L’orrore dei polli broiler
Il nome già dice tutto. Broiler, che vuol dire griglia e anche, per estensione, pollo da cuocere alla griglia. Non più un animale, ma un semplice prodotto.
Nome onesto, perlomeno: il pollo broiler, detto anche pollo da carne, è stato creato attraverso anni di selezioni genetiche a cui diede inizio un agronomo statunitense cinquant’anni fa per andare incontro alle esigenze di un mercato che chiedeva sempre più pollo, in particolare due parti dell’intero animale: cosce e petto. Con la volontà e la tenacia proprie degli umani quando c’è di mezzo il guadagno, l’obiettivo è stato raggiunto: ecco il pollo, con petto e cosce enormi, sproporzionati, e un tasso di crescita giornaliero di 400 volte superiore a quello dei polli ruspanti dei nostri bisnonni, che nel mondo occidentale non esistono praticamente più ma ipocritamente vengono ancora disegnati nei libri per bambini, galline, polletti e pulcini così dolci e carini, che zompettano nell’aia, cosa che i polli broiler certo non possono né sarebbero in grado di fare.
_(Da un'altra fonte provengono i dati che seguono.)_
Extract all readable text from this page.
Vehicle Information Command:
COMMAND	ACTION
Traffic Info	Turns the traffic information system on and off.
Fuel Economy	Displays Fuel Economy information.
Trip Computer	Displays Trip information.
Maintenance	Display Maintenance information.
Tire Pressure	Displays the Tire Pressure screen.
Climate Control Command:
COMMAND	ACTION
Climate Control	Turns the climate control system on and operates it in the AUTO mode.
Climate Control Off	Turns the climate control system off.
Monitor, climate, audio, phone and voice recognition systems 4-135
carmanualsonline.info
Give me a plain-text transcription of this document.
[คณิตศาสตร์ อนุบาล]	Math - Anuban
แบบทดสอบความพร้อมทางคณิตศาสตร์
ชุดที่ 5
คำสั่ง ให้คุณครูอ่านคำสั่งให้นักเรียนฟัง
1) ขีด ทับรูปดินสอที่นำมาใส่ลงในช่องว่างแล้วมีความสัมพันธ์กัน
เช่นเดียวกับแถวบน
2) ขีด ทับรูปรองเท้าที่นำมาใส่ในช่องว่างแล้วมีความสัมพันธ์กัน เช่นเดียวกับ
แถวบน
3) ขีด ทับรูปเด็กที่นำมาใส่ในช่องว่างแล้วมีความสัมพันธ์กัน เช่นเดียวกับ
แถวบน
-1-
Non possono: vivono in capannoni lerci, sovraffollati, in cui non è previsto che si muovano né che arrivi la luce del sole. Non sarebbero in grado: sono talmente grassi che non riescono ad alzarsi da terra, e quando cercano di arrivare all’acqua e al cibo si provocano ferite e le loro gambe si spezzano. Alto il tasso di morte per problemi cardiaci – legati alla crescita abnorme –. Ma quello che importa è che questa deformità, che procura ai poveri animali sofferenze inenarrabili (ed è contro la legge, che recita «… misure adeguate… affinché non vengano loro provocati dolore, sofferenze o lesioni inutili», a meno che non vogliamo spacciare per “utili”, o addirittura “indispensabili” i guadagni di questa filiera di morte), abbia come risultato l’abbassamento dei prezzi al consumatore e la sua soddisfazione piena, che si sposano armoniosamente con i maggiori incassi dei produttori.
Le cifre sono impressionanti. Il 90% dei polli allevati nel mondo e il 98% di quelli allevati in Italia sono broiler, e si parla di oltre 40 miliardi, di cui 7 miliardi circa in Europa e mezzo miliardo in Italia. La stragrande maggioranza dei polli broiler sono a rapido accrescimento, per cui il pulcino in soli 40 giorni è un adulto pronto a essere macellato. Quando si parla di “ottimizzazione” di un prodotto, quale esempio migliore?
Paradossale, dunque, parlare di selezione genetica, una pratica che dovrebbe portare al miglioramento della vita. Più corretto usare l’espressione “maltrattamento genetico”. Sta portando avanti una battaglia legale affinché l’Italia metta al bando questa crudeltà l’associazione Animal Equality, che come è ovvio ha subito riscontrato l’ignoranza generalizzata sulla questione, voluta, è chiaro, dalla potentissima industria della carne, ma accettata tranquillamente dai cittadini, che preferiscono non sapere, chiudere gli occhi. Per chi invece gli occhi voglia aprirli, questa è la storia delle cosce e dei petti di pollo che vediamo bene impacchettati al supermercato, così appetibili e così “sani”, perché, dicono molti medici, sono “preferibili alle carni rosse”.